We switched to safflower seeds (already shelled) so that we would STOP getting starlings. They flew onto our feeder in bunches, like a motorcycle gang converging on a luckless small town (though I don't want to offend cyclists by comparing them to starlings). Starlings tend not to like safflower, though we get occasional visits from the local pack. We also prefer the shelled seeds since sunflower and safflower shells will kill the grass below the feeder.

We get cardinals, of course, blue jays, grackles, mourning doves, chipmunks, chickadees, sparrows, juncos, and the occasional hawk who feeds on the other birds.

If you want to read a fictional account of the consequences of using a non-PC word, read Philip Roth's novel The Human Stain. (My favorite author and his best work in 10 years.) In this case, the word "spooks" is used innocently but offense is taken.

Pablo said...

And I must add, I don't think being PC is bad really. It is simply being respectful. Yes it does mean we all much change some of our behavior, but we wouldn't want to be insulted either. Okay, off my soapbox.

The case of the legitimate word, properly used but improperly construed is sad. But you're right, Hick. It does show the sorry state of education, and perhaps a little hypersensitivity.

roger said...

love the name"droll yankee"

we have a plastic feeder that the squirrels sometimes get onto but haven't damaged yet. it also has a rain hat that shelters the birds while they feed. maybe it is intended to be a squirrel guard.

Rurality said...

Thanks for the book recommendation Pablo!

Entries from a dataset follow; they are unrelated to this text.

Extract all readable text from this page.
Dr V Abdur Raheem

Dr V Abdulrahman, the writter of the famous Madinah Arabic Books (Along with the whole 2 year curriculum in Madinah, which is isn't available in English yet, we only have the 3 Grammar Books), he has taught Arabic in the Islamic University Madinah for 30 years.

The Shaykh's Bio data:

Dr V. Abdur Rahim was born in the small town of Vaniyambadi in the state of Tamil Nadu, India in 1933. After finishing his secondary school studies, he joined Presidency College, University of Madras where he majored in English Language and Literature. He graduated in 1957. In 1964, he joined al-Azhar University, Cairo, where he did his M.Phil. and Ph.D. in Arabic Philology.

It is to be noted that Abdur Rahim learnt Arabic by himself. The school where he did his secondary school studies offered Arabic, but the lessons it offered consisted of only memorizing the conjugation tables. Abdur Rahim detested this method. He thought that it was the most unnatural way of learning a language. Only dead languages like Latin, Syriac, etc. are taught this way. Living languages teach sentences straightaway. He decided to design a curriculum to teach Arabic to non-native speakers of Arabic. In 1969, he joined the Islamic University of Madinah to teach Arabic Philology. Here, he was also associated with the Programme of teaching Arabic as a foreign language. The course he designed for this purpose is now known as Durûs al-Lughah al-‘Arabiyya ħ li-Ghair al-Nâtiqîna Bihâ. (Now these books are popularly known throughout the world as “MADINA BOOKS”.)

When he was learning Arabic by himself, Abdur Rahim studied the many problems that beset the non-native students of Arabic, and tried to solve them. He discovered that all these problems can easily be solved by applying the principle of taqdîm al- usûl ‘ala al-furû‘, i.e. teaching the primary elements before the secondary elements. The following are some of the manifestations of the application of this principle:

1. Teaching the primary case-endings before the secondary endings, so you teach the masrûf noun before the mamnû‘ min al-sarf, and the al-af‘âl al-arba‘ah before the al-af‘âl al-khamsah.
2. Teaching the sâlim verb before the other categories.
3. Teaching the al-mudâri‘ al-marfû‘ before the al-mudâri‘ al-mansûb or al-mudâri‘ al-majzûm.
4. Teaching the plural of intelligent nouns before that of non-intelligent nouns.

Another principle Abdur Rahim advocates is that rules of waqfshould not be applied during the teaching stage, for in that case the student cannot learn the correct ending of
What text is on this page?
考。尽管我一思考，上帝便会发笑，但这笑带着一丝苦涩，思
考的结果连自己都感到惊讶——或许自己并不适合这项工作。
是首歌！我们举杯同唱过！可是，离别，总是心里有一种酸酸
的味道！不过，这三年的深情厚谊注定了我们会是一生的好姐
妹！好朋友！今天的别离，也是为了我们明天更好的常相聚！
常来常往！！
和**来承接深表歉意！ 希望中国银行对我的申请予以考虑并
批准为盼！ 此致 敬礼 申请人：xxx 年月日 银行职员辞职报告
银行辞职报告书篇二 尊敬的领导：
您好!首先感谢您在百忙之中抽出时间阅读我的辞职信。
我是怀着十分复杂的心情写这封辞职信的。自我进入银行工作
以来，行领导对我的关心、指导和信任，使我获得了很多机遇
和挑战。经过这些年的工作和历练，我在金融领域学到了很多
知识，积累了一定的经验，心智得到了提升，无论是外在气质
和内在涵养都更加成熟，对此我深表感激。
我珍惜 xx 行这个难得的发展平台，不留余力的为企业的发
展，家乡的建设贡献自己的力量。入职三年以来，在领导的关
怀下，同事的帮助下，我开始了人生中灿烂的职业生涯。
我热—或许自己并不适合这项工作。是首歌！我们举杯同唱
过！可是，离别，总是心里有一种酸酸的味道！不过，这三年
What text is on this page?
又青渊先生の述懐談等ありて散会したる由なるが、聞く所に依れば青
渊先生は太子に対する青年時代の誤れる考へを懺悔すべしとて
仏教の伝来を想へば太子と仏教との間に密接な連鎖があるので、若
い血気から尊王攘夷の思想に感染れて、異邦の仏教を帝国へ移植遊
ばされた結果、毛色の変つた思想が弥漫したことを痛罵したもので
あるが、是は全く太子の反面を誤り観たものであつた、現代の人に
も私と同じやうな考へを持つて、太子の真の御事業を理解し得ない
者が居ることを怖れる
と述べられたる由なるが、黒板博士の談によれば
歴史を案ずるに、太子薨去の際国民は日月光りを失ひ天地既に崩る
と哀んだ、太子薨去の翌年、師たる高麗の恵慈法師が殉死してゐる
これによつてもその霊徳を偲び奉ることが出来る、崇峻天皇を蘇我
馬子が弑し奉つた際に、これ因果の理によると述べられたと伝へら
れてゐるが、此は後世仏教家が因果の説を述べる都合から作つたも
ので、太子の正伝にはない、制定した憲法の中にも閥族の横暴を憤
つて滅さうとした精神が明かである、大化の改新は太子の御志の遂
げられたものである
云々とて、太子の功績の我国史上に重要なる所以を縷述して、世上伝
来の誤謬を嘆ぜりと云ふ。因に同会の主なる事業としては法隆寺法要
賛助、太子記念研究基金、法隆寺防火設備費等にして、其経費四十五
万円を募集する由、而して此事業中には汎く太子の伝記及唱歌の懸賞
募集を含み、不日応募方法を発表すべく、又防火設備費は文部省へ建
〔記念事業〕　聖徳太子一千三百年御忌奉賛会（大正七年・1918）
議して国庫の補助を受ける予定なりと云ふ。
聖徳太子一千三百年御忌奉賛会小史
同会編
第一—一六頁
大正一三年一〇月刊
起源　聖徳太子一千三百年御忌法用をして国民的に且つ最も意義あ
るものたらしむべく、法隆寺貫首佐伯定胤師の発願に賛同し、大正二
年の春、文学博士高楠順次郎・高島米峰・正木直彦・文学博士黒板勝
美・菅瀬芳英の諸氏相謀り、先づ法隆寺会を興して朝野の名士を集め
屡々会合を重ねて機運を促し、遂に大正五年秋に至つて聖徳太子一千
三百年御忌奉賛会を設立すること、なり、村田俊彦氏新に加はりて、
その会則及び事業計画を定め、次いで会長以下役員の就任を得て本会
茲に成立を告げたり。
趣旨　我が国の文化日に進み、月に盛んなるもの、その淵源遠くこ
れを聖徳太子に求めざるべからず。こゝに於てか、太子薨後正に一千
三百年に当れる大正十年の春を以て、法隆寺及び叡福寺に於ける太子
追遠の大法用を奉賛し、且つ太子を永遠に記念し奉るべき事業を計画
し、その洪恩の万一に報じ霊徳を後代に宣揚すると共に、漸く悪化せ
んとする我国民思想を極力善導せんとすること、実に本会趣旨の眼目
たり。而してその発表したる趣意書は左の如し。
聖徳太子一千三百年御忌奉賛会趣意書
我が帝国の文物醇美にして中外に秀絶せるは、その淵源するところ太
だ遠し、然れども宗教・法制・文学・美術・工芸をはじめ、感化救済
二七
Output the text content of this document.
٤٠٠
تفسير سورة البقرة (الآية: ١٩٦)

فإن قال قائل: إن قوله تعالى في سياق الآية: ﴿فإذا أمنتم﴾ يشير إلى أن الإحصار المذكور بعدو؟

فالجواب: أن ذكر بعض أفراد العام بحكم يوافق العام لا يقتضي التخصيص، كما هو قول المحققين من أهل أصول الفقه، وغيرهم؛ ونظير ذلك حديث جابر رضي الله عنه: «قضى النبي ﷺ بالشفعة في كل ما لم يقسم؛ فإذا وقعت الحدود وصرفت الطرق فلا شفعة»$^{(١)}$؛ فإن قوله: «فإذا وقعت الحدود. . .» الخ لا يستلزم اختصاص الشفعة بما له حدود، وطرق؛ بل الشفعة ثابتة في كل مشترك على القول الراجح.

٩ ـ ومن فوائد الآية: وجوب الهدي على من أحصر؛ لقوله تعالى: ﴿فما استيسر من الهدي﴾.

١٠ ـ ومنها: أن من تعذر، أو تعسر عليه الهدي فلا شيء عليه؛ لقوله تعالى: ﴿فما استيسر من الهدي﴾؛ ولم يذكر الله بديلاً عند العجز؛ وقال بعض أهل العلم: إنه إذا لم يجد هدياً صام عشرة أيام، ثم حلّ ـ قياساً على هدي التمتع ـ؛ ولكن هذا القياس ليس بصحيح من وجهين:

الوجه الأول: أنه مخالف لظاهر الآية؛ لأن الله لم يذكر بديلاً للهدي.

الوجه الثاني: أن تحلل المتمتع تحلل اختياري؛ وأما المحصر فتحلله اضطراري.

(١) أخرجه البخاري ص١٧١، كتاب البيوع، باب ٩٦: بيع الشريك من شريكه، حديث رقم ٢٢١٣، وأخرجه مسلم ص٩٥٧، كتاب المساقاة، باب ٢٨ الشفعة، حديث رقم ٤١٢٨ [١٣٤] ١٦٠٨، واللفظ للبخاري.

When packing up some books to move recently, I noticed that I had one or two of his that I've never read.

Well I certainly don't believe in insulting anybody. The thing about Niger being changed is odd though, since apparently nobody was complaining... I think they were just afraid that someone would. I would assume that it was named that because of the country or the river Niger. I believe it was some bird seed growers association that did it... changed it to Nyger and then trademarked the name Nyjer. That is what I've read anyway, but just on the internet so of course it may not be correct!

Anyway, at our old house the squirrels and racoons really did a number on our feeders, and the Droll Yankees were about the only ones that lasted. Here I think the coyotes keep the squirrels in check!

Maktaaq said...

>They later changed the spelling to
>Nyger. ..... The botanical name is
>Guizotia abyssinica.

So it's named after the Niger River, but the send part of the scientific name (abyssinica) refers to Ethiopia on the other side of the there more to this story?

Rurality said...

Who knows?! Sometimes the botanical name comes from wherever the plant is first "discovered", which may not be where it is most common... a quick google glance doesn't tell me a lot about it though. No time to delve! :)

Pablo said...

If I remember my high school Latin properly, "niger" is the Latin word for "black." And those seeds are black, so the name may be no more than someone trying to lay a classical foundation for the seed. Just guessing, though.

Rhodent said...

I love the mother gets them at her home in Dunnellon in he winter and at her summer home in Minnesota. They usually don't get as far south as where I live.

Rurality said...

Pablo you may be right! Hadn't thought of that - my school didn't offer Latin. :)

Rho I didn't realize that their range was cut off like that. I guess the foods they like don't extend that far south. Or maybe they just don't like hurricanes. :)

Magazine Man said...

Now why couldn't THESE birds be in my back yard?

(If you haven't read today's entry at my place, please check it out. We're beseiged by a maniacal blackbird)

Charles said...

>> Please excuse the state of the feeder - the wet hulls stick to it

we weren't going to say anything, but we've all spoken about it amongst ourselves.

Rurality said...

MM... your dog would only bite their heads off.

Charles... I had a feeling y'all would gang up on me sooner or later.

jenni said...

My birdfeeder is identical to that one! I haven't had any birds yet though, I just put it up a few days ago.